SUMÁRIO: I) Introdução; II) Da união estável e do
concubinato; III) Da sucessão de companheiro; IV) Conclusão
I) Introdução
Nas sociedades ocidentais a noção mais generalizada de
família está predominantemente ligada à idéia de um casal e seus filhos,
isto é, à família nuclear. No entanto, a considerável bagagem de dados
colhidos pela antropologia (1) no estudo dos mais diversos grupos
humanos serviu para mostrar que o conceito de família e de parentesco não são
os mesmos em todas as sociedades.
Tal fato é confirmado pela história da própria
civilização. Fustel de Coulanges mostra-nos que o princípio constitutivo da
família antiga foi a religião do fogo doméstico e dos ancestrais. No período
feudal diferia tanto da que existe atualmente, quanto da família patriarcal do
Brasil colonial. Da mesma forma que os conceitos de paternidade e maternidade
dos Tupinambá do Brasil, no séc. XVI, divergiam profundamente dos que adotamos
hoje.
Deve-se ressaltar que família e parentesco não são
entidades abstratas e estáticas; constituem feixes de relações sociais mais
do que relações biológicas. Compreender-se essa nuance é de fundamental
importância para o entendimento do sistema de parentesco, como pode
exemplificar a distinção feita pela antropologia entre pater e genitor,
encontrada em grande número de sociedades tribais: o genitor, isto é o
"pai biológico" de uma criança, nem sempre exerce o papel que, na
nossa sociedade consideramos ser o papel do pai.

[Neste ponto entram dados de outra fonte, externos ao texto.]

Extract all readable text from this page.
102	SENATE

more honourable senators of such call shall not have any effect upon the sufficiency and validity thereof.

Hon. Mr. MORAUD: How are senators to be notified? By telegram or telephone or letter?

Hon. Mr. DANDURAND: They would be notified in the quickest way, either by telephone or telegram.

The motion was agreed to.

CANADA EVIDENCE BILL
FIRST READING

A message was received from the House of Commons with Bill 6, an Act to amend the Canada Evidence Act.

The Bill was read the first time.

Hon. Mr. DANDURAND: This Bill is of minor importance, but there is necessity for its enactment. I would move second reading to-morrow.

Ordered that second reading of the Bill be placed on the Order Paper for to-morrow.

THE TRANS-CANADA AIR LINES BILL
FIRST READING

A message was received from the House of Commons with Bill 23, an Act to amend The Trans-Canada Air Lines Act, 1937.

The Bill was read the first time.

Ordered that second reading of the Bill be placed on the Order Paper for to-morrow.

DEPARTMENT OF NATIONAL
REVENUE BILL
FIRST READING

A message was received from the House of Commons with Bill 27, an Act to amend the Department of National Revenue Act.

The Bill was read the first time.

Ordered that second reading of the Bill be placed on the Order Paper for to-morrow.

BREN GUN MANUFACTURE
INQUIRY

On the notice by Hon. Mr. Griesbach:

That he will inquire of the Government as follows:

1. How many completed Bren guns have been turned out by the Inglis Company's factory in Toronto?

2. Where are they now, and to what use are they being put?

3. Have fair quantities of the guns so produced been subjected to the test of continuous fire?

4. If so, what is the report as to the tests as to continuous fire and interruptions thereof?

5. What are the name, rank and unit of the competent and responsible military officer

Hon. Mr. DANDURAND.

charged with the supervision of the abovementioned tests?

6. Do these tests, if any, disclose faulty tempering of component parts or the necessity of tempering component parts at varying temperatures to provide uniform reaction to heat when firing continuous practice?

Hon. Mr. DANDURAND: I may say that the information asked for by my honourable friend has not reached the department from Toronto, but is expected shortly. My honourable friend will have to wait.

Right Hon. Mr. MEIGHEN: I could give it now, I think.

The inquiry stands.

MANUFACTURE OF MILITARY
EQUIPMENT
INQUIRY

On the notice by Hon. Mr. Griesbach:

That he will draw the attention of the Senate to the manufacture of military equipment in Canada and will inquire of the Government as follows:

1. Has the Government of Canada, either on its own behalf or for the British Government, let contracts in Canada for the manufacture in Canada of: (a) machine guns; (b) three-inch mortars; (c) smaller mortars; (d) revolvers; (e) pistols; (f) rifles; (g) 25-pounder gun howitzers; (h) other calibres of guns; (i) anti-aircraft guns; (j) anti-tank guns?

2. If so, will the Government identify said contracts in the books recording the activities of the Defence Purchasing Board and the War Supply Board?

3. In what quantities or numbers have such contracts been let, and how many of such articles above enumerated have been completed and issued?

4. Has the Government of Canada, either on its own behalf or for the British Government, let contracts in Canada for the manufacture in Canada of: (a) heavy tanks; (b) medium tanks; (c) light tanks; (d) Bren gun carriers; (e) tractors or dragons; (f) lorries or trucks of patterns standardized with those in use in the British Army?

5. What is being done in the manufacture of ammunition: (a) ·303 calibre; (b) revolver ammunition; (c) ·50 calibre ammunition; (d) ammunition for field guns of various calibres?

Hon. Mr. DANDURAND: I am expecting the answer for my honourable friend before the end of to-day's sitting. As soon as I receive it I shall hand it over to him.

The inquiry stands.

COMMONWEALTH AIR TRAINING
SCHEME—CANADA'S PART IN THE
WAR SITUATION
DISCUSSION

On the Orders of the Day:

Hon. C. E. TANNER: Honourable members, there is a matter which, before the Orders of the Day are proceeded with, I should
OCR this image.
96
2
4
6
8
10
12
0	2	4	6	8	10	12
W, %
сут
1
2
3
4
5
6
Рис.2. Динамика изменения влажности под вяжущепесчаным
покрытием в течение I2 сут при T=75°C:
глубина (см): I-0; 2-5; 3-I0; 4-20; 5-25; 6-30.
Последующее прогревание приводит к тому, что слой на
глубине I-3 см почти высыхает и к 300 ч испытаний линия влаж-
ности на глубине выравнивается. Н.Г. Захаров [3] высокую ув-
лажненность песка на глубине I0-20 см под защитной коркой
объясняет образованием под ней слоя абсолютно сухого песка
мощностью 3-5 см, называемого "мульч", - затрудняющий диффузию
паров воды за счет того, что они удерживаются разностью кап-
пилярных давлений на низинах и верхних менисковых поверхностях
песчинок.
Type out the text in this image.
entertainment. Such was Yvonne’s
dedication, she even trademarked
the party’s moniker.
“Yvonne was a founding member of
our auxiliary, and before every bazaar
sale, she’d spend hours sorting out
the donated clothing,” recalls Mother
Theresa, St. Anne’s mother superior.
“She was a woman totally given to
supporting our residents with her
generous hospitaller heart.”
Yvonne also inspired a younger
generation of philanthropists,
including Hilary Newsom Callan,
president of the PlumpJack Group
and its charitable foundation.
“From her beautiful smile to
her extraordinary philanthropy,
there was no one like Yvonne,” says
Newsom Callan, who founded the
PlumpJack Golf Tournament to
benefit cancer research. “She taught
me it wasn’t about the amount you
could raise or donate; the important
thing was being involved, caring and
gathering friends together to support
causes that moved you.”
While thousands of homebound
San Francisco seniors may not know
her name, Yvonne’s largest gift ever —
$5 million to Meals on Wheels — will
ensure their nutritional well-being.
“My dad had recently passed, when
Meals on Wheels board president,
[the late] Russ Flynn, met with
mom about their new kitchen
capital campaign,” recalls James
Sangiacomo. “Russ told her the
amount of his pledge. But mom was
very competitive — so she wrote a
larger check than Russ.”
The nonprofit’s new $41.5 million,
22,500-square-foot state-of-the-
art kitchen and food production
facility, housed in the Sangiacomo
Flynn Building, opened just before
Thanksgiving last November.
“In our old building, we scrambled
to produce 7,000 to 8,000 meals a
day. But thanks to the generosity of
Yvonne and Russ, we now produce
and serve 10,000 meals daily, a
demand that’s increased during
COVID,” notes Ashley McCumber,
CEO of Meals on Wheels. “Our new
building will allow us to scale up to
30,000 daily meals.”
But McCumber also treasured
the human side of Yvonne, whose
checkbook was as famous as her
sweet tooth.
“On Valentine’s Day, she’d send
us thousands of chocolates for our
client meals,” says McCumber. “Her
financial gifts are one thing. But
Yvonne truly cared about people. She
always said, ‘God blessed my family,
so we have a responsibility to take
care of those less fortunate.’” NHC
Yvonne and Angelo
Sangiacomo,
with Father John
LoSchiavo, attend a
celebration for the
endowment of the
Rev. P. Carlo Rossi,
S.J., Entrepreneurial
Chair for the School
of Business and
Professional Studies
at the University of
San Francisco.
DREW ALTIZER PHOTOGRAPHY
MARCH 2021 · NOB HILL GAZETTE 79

Alfonso Trujillo Ferrari ao definir a tipologia dos grupos
sociais, caracteriza a família como grupo primário, em que nas atitudes e
sentimentos predomina o sentido do grupo (nós), implicando, conseguintemente,
relações sociais espontâneas, afetuosas e complexas, nas quais os indivíduos
compartilham suas experiências mais íntimas e assumem, quase por completo, os
papéis dos outros membros do grupo.
Paulo Luiz Netto Lôbo, a seu turno, enfatiza a preocupação
do legislador constitucional, mormente sob os ventos liberalizantes, em atribuir
à família o papel de célula básica do Estado, ao mesmo tempo em que advoga
ser a afetividade a característica fundante da família atual.
O Código Civil de 1916 somente admitia como entidade
familiar aquela instituída pelo casamento, único laço legítimo e legal de
constituir família e somente quem era ligado por tal vínculo tinha proteção
do Estado. Tal concepção é fruto da influência sócio-religiosa, enraizada
no Direito Canônico, que concebia o casamento com nítido interesse procriativo
e a continuação da família, em que todos os partícipes tinham seus papéis
definidos: o homem como provedor, responsável pelo sustento da família e a
mulher como mera reprodutora, restrita ao ambiente doméstico, à
administração da casa e à criação dos filhos.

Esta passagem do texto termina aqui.